Все засмеялись, оживились, Гришанина голова вспрянула с гармоники: он поначалу тупо оглядел гульбище и вдруг заискрился, расплылся блаженной улыбкой, встряхнул налипшими клочками волос, уже худо напоминающими былой лихой чуб. Гармонь взвизгнула, с Гришаниных губ хрипло, с обрывками скакнула такая забористая припевка, что даже Королишка смутилась, ткнула гармониста в бок: «А ну тебя, дьявол!» Тут появился изрядно захорошевший Чернобесов, в сумерках его лицо казалось белым и неживым. Жена Чернобесова, Дамочка, пританцовывала сбоку бутылками ног, каменно сбитая, почти квадратная, груди гордовато выпирали вперед, и на них можно было удобно приклонять пьяную голову; шестимесячная крутая завивка делала ее похожей на черного барашка. Чернобесов сразу вступил в круг, запел: «А у милки на постели три копейки потерял. Три копейки не беда, зато ребенка сделал я». Чернобесов начальные слова выкрикивал, потом его голос потухал, сходил на нет. Он плясал несуразно, подгибая ноги в коленках, боевой, задиристый, как петух, и тут же подтыкал себя рукою под огузье, словно проверял мужской товарец, на месте ли он.
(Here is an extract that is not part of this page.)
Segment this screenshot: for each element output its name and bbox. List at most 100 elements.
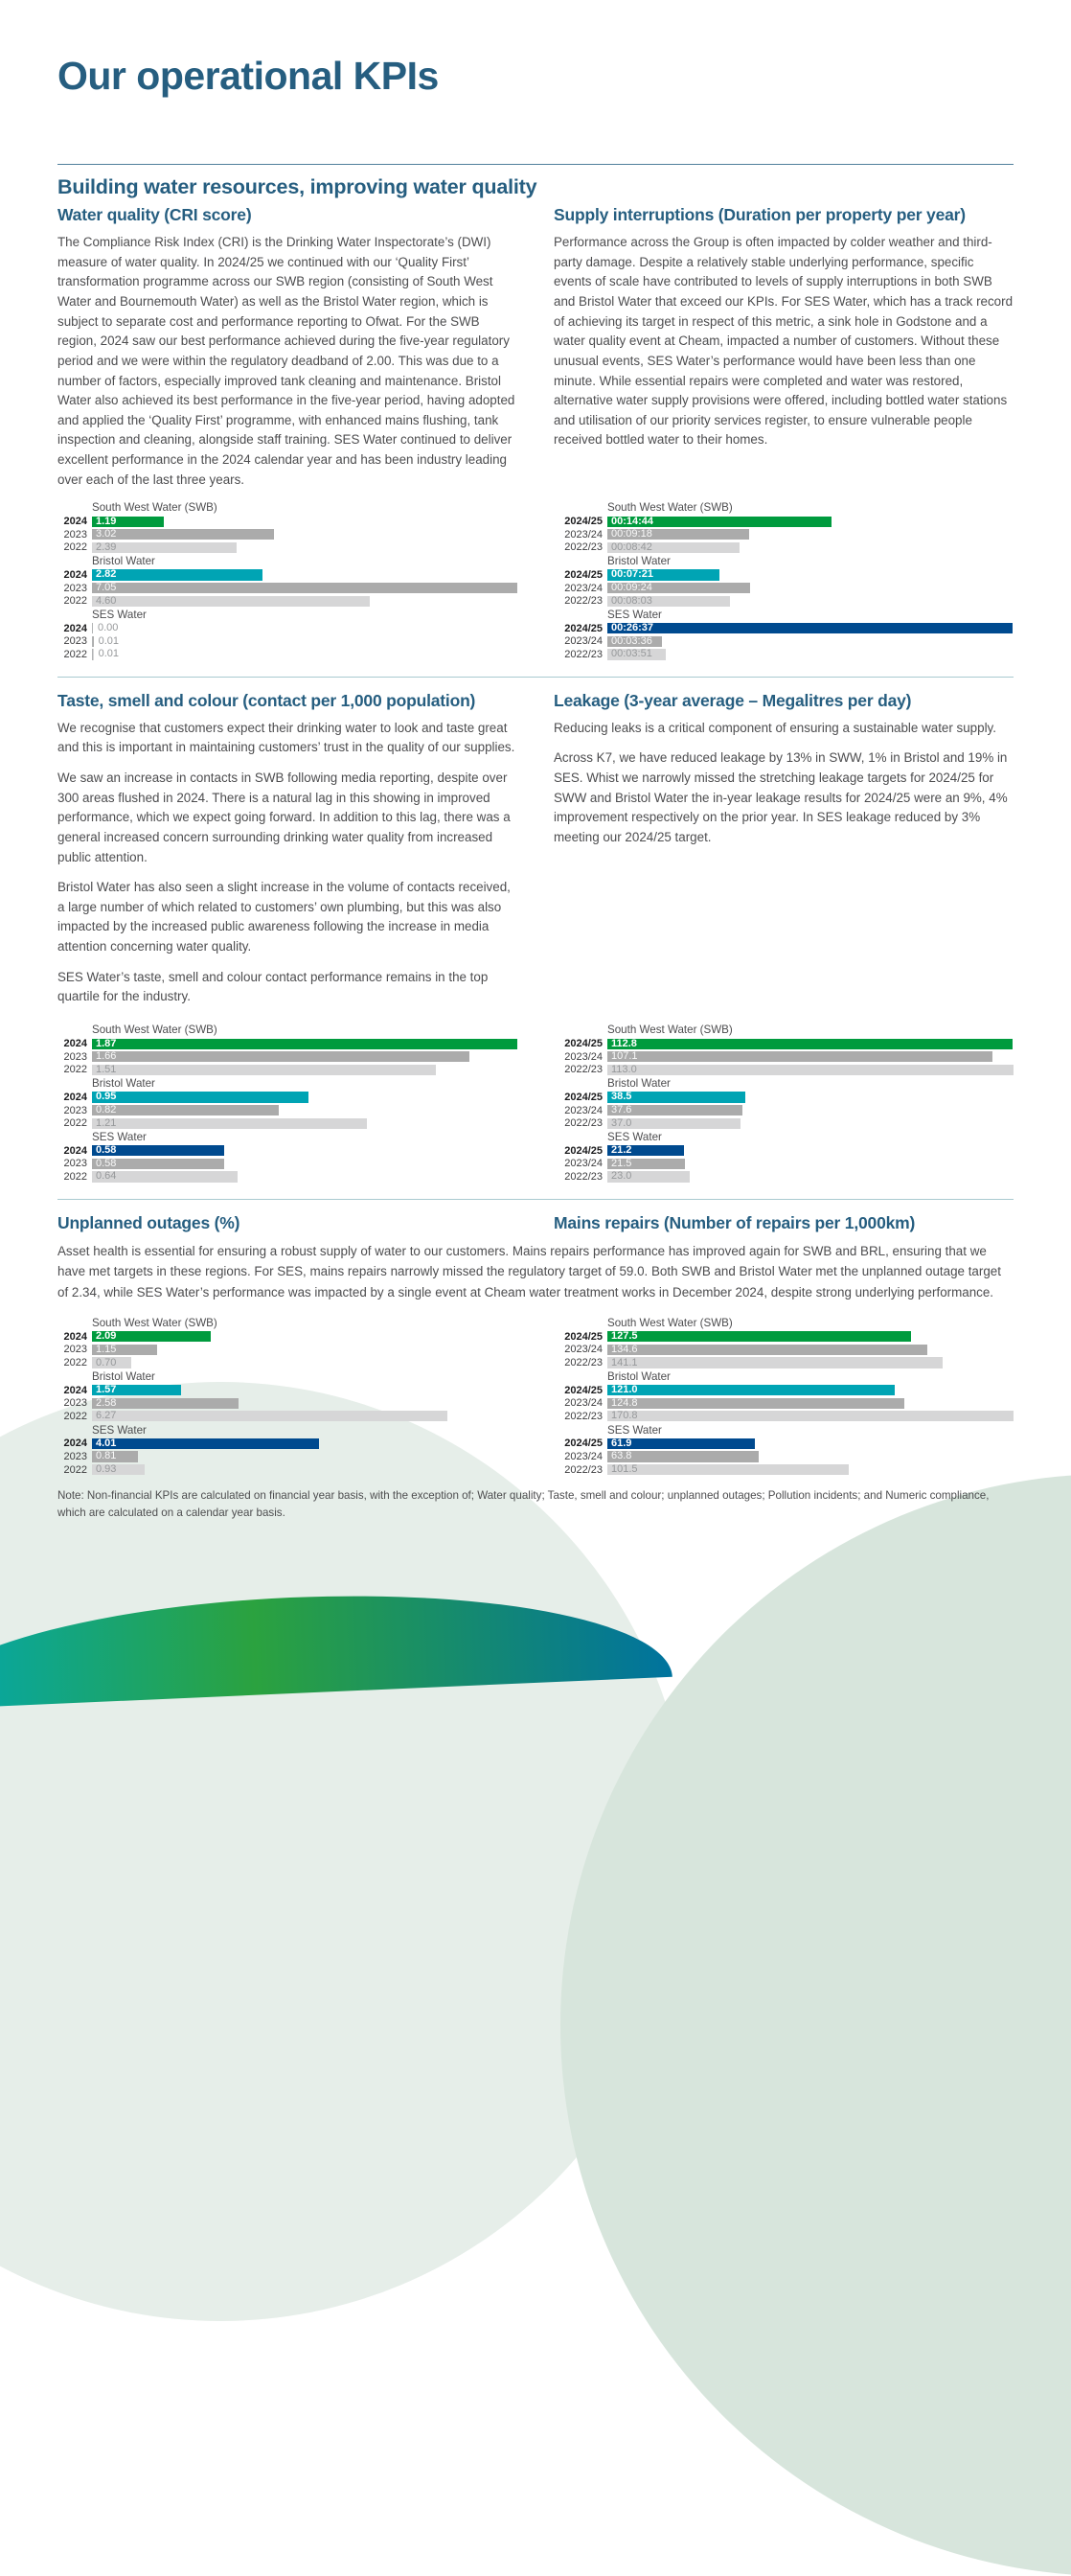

Но такой вот, растяпистый и сонный, он мог плясать часами, с потаенной злостью и всхлипами выкрикивая отчаянно забористые частушки, от которых увядает самое привычное ухо. Чернобесов даже в плясках вел себя так, словно бы обижен кем крепко, и потому вызывающе хорохорится, выставляется, чистит шпоры о землю, трясет побитым морозами гребнем, вызывая на бой, но никому до Чернобесова и дела нет, и оттого, что на мужика все ноль внимания, он еще больше досадует и хмуро ярится и негодует, тем самым вызывая насмешки. Трезвым Чернобесов любит повторять: «Я хозяин. Дом мой, огород тоже мой, и баня моя, и колодец возле бани тоже мой».